Why Do So Many Countries End in "-stan"?

hansslegers/iStock via Getty Images
hansslegers/iStock via Getty Images / hansslegers/iStock via Getty Images

Who put the bomp in the bomp bah bomp bah bomp? Who put the -stan in Afghanistan? I don’t know about the former, but we can thank the Proto-Indo-Europeans for the latter. These folks spoke the Proto-Indo-European language (PIE), a prehistoric Eurasian language that linguists have reconstructed.

The PIE root, st?-, or “stand,” found its way into many words in the language’s various descendants. The Russian -stan means “settlement,” and other Slavic languages use it to mean “apartment” or “state.” In English, the root was borrowed to make “stand,” “state,” “stay” and other words.
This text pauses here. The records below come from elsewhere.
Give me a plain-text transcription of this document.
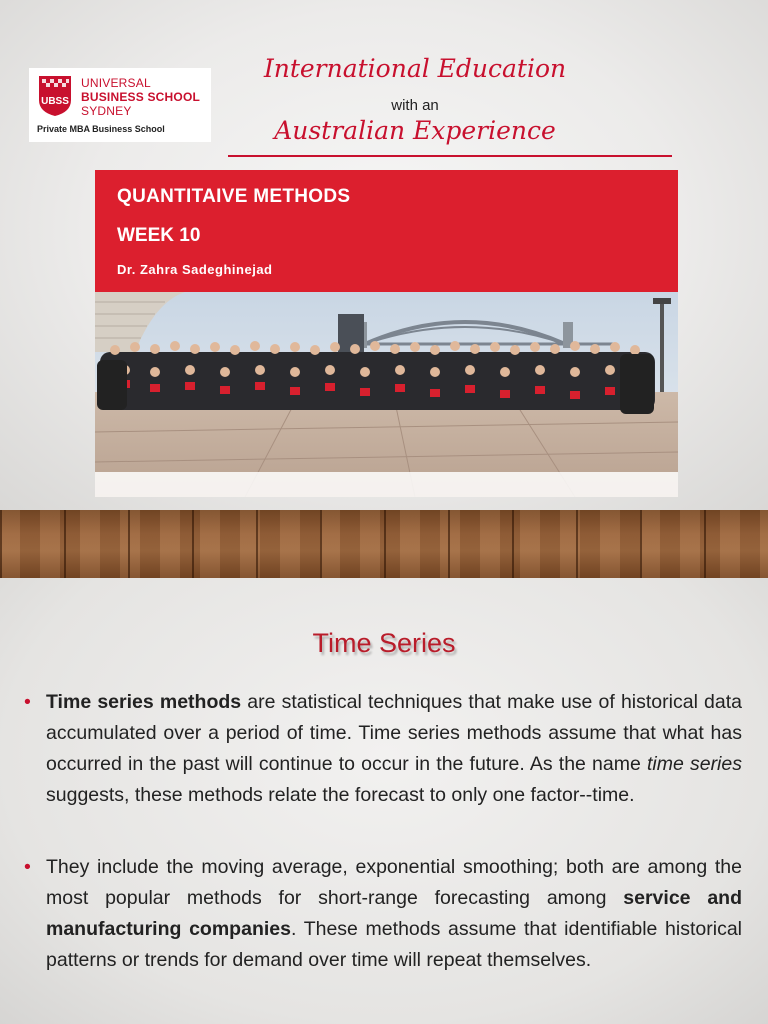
UBSS
UNIVERSAL
BUSINESS SCHOOL
SYDNEY
Private MBA Business School
International Education
with an
Australian Experience
QUANTITAIVE METHODS
WEEK 10
Dr. Zahra Sadeghinejad
Time Series
• Time series methods are statistical techniques that make use of historical data accumulated over a period of time. Time series methods assume that what has occurred in the past will continue to occur in the future. As the name time series suggests, these methods relate the forecast to only one factor--time.
• They include the moving average, exponential smoothing; both are among the most popular methods for short-range forecasting among service and manufacturing companies. These methods assume that identifiable historical patterns or trends for demand over time will repeat themselves.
The ancient Indo-Iranian peoples -- descendants of Proto-Indo-Europeans who moved east and south from the Eurasian steppe - used it to mean “place” or “place of.” It’s this meaning that’s used for the names of the modern -stan countries, which got it through linguistic descent (Urdu and Pashto, the respective official languages of Pakistan and Afghanistan, both descend from the Indo-Iranian language), or by adopting it (the former Soviet -stan countries have historically been mostly ethnically Turkic and speak languages from the Turkic family).
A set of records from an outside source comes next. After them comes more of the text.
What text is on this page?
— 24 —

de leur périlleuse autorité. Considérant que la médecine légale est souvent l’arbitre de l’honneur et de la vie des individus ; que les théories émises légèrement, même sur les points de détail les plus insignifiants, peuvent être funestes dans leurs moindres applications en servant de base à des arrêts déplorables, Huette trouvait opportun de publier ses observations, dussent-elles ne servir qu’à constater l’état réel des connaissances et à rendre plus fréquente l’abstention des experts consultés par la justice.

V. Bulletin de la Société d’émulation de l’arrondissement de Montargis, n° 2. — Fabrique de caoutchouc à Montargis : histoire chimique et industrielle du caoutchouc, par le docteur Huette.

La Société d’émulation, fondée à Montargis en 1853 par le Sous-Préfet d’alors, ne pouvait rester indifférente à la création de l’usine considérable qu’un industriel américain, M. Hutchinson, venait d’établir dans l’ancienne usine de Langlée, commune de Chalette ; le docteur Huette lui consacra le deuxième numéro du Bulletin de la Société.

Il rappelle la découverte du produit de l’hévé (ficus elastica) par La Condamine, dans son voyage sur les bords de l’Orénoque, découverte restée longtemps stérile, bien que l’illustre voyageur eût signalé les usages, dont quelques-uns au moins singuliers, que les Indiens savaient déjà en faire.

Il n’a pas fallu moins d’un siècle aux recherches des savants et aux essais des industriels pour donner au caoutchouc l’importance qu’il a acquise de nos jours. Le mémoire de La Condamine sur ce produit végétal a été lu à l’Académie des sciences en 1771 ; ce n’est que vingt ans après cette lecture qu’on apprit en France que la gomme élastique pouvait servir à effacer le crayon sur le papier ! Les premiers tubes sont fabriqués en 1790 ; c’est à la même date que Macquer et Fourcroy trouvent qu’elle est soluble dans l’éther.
Afghanistan is the "Land of the Afghans.” Afghan has historically referred to the Pashtun people, the country’s largest ethnic group.
Kazakhstan is the “Land of the Kazakhs.” Kazakh is derived from a Turkic word meaning “independent.”
Kyrgyzstan is the “Land of the Kyrgyz.” The etymology of Kyrgyz is murky, but it is usually said to be derived from the Turkic word for “forty,” in reference to forty clans that banded together.
Pakistan means “Land of the Pure” in Urdu (from the Indo-Iranian pak, or “pure/clean”), but that’s a convenient coincidence. The country’s name was constructed as an acronym in the 1930s, referring to the area’s constituent cultures: Punjabi + Afghani + Kashmiri + Sindhi + Balochistan (and an extra i thrown in to aid pronunciation).
Tajikistan is the "Land of the Tajiks.” Tajik was used historically by Turks to refer to “non-Turks” that spoke Iranian-related languages.
Turkmenistan is the “Land of the Turkmen.” Older sources explain that Turkmen means “Turk-like” or "resembling a Turk,” while more modern sources interpret it as "pure Turk" or "most Turk-like.”
Uzbekistan is the “Land of the Uzbeks.” Uzbek is said to either come from Uzbek Khan, a tribal leader who united different groups in the region, or a combination of Turkic words meaning “his own master.”